The anecdote, admittedly, is perhaps truer of the institution than academia as a whole. But I wanted to include it because I want to simplify the question started on Dr Crazy's here slightly before I return to the richness of my friend's injunction. The report on MLA's 2004 Survey of Hiring Departments (found here) caught my eye the other day, as I listlessly poked at the MLA Job List and its non-availability. This paragraph nearly sent me off the nearest bridge (and bless NY, there are many): 'When candidates were hired as tenure-track assistant professors by four-year departments in the JIL group, 18.1% already held tenure-track positions at other institutions. Of this 18.1%, 11.1% received their PhD degrees in the year 2000 or earlier and 5.8% in 2001, 2002, or 2003. Another 33.1% of those hired to tenure-track assistant professor positions by four-year departments in the JIL group held full-time temporary positions, 8.2% held part-time positions, 3.9% held postdoctoral fellowships, and 34.4% were categorized as still in graduate school. There were 1.3% hired who had been employed outside of academia, and 1.0% who were not employed.'

Depending upon how I categorize myself, I fall into the 2.3% of those employed 'outside' academia or unemployed (which, if you accept the almost implicit definition of employment in the report, are interchangeable, or merely reflects those of us not looking to publicise what we're doing to pay the bills). The numbers fall to 2.0% for English departments. The percentages shocked me, but on reflection I think the language of the inside/outside I used in the comment to Dr Crazy's post was inflected by the Report.

I very much don't want this to devolve into a 'what is academia' discussion, but to rework the hackneyed and unnecessarily insulting phrase, 'There are those who teach, and those who don't'. Also, I don't want to run up against the Ivory Tower(tm) issue: I'm a firm believer in, or at least part-time aspirant to, the idea that academia is an Ivory Tower only if you let it be. Crazy's point about the nuances of academia - the name-tag cruising and elitism rife between, and even within, institutions, subdivides the inside/outside question endlessly. But if one is publishing in the Best Journals and presenting at the Best Conferences, it's distinctly possible that name recognition and quality of work trump institutional affiliation. Which is the longer and harder road to acceptance into the coterie of the Known and the Elite to which some aspire. The flip side, of course, is endemic to the profession, and I'm under no illusions on that front.
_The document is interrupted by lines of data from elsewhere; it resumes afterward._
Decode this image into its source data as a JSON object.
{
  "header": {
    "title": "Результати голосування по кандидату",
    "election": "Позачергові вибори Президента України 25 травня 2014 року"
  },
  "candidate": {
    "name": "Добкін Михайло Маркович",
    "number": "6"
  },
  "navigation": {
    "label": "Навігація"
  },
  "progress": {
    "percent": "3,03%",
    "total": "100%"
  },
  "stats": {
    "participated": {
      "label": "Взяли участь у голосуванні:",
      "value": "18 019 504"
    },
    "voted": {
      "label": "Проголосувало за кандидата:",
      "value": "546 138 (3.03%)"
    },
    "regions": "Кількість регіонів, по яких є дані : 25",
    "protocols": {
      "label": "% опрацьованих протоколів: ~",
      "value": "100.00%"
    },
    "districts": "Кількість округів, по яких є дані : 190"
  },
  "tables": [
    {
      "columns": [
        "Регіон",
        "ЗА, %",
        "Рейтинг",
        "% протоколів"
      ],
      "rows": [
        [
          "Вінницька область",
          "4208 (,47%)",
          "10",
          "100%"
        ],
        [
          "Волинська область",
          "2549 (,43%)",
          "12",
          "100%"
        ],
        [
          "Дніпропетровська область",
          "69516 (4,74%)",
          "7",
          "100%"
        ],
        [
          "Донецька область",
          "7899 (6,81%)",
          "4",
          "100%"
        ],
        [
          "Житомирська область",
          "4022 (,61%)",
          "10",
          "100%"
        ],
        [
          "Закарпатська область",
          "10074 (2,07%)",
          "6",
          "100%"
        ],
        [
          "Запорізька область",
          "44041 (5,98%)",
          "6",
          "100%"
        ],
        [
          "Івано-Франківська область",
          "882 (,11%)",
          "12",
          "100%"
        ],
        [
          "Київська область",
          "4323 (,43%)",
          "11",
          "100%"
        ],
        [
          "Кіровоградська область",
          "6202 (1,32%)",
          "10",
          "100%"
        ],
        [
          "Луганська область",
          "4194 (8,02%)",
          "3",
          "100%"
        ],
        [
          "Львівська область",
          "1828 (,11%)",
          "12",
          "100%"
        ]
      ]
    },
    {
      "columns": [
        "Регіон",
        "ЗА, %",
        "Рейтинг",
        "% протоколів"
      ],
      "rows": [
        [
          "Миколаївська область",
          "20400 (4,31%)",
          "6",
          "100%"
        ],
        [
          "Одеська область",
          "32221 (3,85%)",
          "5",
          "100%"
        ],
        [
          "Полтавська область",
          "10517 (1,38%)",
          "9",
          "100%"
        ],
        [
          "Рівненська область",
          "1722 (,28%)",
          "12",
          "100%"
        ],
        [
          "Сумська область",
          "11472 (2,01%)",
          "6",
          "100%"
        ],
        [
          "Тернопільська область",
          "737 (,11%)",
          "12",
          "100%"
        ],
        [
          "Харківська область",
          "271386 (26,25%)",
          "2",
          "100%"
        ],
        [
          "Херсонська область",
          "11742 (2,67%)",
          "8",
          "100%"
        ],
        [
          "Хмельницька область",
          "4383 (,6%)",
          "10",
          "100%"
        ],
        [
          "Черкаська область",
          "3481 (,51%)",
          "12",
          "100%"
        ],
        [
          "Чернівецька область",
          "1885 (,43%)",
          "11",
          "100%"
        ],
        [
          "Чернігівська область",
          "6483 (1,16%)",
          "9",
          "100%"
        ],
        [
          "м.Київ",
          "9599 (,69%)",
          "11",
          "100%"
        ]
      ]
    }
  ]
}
Smoking, the great leveller...

The lack of an inside to Old English University was a blessing, inasmuch as I was never under the only marginally illusory illusion that there is an inside for those coming from Fancy Research and Top Notch U. Moreover, it's a self-propagating inside that nonetheless sheds the majority of its constituents to RCU et al before readmitting a small percentage of them to the larger cross-institutional coterie. (I'm fond of the word, though as a concept it has been rather au courant and much over-used/abused in my field recently.) But Crazy's 'bait-and-switch' reaction is, I think, completely understandable - at many levels, from those who are employed in, or near, their fields of study, to those teaching at institutions with radically different academic cachet than those at which they studied, to the emphatic impact of geographic and demographic relocation accompanying the First Job.
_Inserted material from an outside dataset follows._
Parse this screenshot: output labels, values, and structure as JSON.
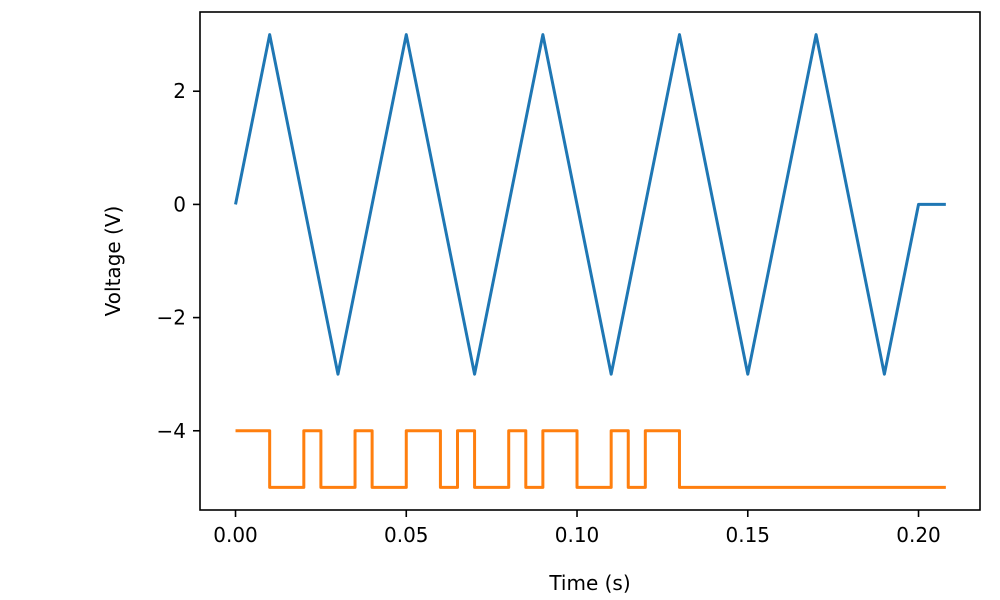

I don't know the reality of teaching at RCU. And thus, to some degree, I don't know the extent of my illusions and misconceptions of the radically varying 'inside' of academia. Personally, in the 2.0%, I've worked and work very hard to ensure that First Job does not appear as a panacea on the not-so-distant horizon - the disappointments Crazy describes regarding her engagement with her students are only part of the whole. But I still want 'in', if only to have the opportunity to get paid for something vaguely resembling what I've spent an alarming proportion of my adult life working on. Even knowing how fickle 'in' is, how nuanced, even how much it represents a fundamental misconception of what I, we, are trying to do, trying to participate in, to create.